The reason given was that the government had not budgeted sufficient funds to stock up the commodity. This begs another question: why has the government not budgeted enough funds since maize is the staple food of the people?

Incidentally, this problem gives credence to the theory of Professor Amartya Sen, Nobel Prize laureate in economics, to the effect that famines are not always a matter of food shortage but absence of logistics- taking the food from regions where it is abundant to where it is in short supply. People also starve because they have no money to pay for the food.

Some people will blame the Minister of Finance for not having made adequate provision for the transportation of maize from where it is harvested to where it must be stored. But resort to elementary economics will spread the blame instead of confining it to the Minister of Finance.

The first lesson you learn in economics are the postulates called scarcity and opportunity costs. The wants and needs people have are greater than the means of satisfying those needs or wants. In simple language, people never have enough to buy all the things they want to have.

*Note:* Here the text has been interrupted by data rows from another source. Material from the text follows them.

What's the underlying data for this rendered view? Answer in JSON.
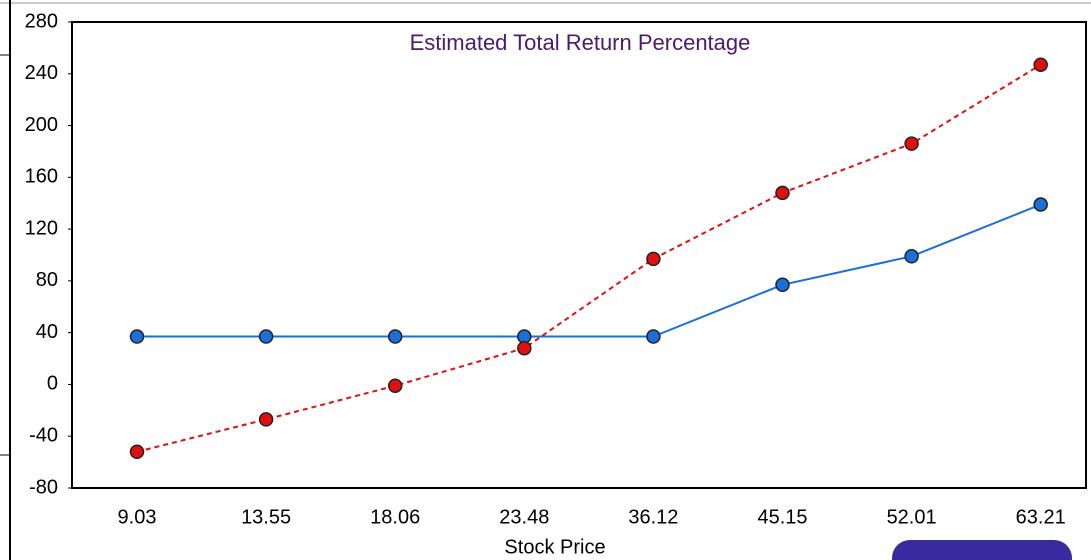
{
  "chart_data": {
    "type": "line",
    "title": "Estimated Total Return Percentage",
    "x_label": "Stock Price",
    "categories": [
      "9.03",
      "13.55",
      "18.06",
      "23.48",
      "36.12",
      "45.15",
      "52.01",
      "63.21"
    ],
    "series": [
      {
        "color": "#1a6fd8",
        "dashed": false,
        "values": [
          37,
          37,
          37,
          37,
          37,
          77,
          99,
          139
        ]
      },
      {
        "color": "#e01010",
        "dashed": true,
        "values": [
          -52,
          -27,
          -1,
          28,
          97,
          148,
          186,
          247
        ]
      }
    ],
    "ylim": [
      -80,
      280
    ],
    "yticks": [
      -80,
      -40,
      0,
      40,
      80,
      120,
      160,
      200,
      240,
      280
    ],
    "grid": false
  }
}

Opportunity cost states that anything you buy has two types of costs, financial and opportunity (real) cost. If you have two million kwacha only but you want to buy both a car and a house costing more or less the same amount, you cannot buy both. You must make a choice. If you buy a car then you have foregone the opportunity to buy a house, if you buy a house then you have lost the opportunity to buy a car.

Thus when you buy one thing, you forgo another. That thing which you have foregone or failed to buy is the opportunity cost, the opportunity lost.

The government has failed to provide enough money for stocking maize because the total amount of money it has raised is finite, less than the needs of the nation which have to be satisfied.

In situations of scarce resources organised members of society extract from a government more than others do. We have heard time and time again trade unions are pressing for higher salaries, percentage increase well-above percentage growth rates of the economy.

Those who will suffer as a result of food shortages are the unorganized ones including peasant farmers. As the government was accommodating the demands of one pressure group or another its pool of resources was diminishing. Now some of us ask why the government did not budget enough for food reserves.

Members of the media visited me to ask my opinion as to whether Malawi has done well economically and socially during its 49 years of independence.

What other commentators have said suggest that they are not part of the group to which I belong, the group that grew to manhood and parenthood during colonial days.

To describe the period 1964 to 2013 as shameful, wasted is an exercise in exaggeration and ingratitude. There have been palpable changes since Nysaland sloughed off the colonial mantle to become an independent Malawi.

What is not disputable is that compared with countries like Singapore, Mauritus, Botswana, Taiwan we have under-performed which is not the same thing as we have been idle or we have messed around.

Two things prevent an individual from making full use of his or her talent. One of these is self pity; self-help is better than self-pity. We should not waste time grumbling and feeling despondent over what we and our leaders have done or failed to do. We should be talking of self-help as the tool of the future.

The other thing is to avoid self-despising. Once you have lost respect for yourself and your leaders, you have lost the foundation on which to build a future. Great achievers of the world have had a healthy self love and self-respect. If you love yourself you will do things that will advance your interest.

Tentatively I would say we should, reposition ourselves by selling up new institutions that will work differently from these we have lived with for nearly half a century. Our very mindset should be refreshed with a healthy respect for hard work, frugality and patience, continuous study should be our way of life.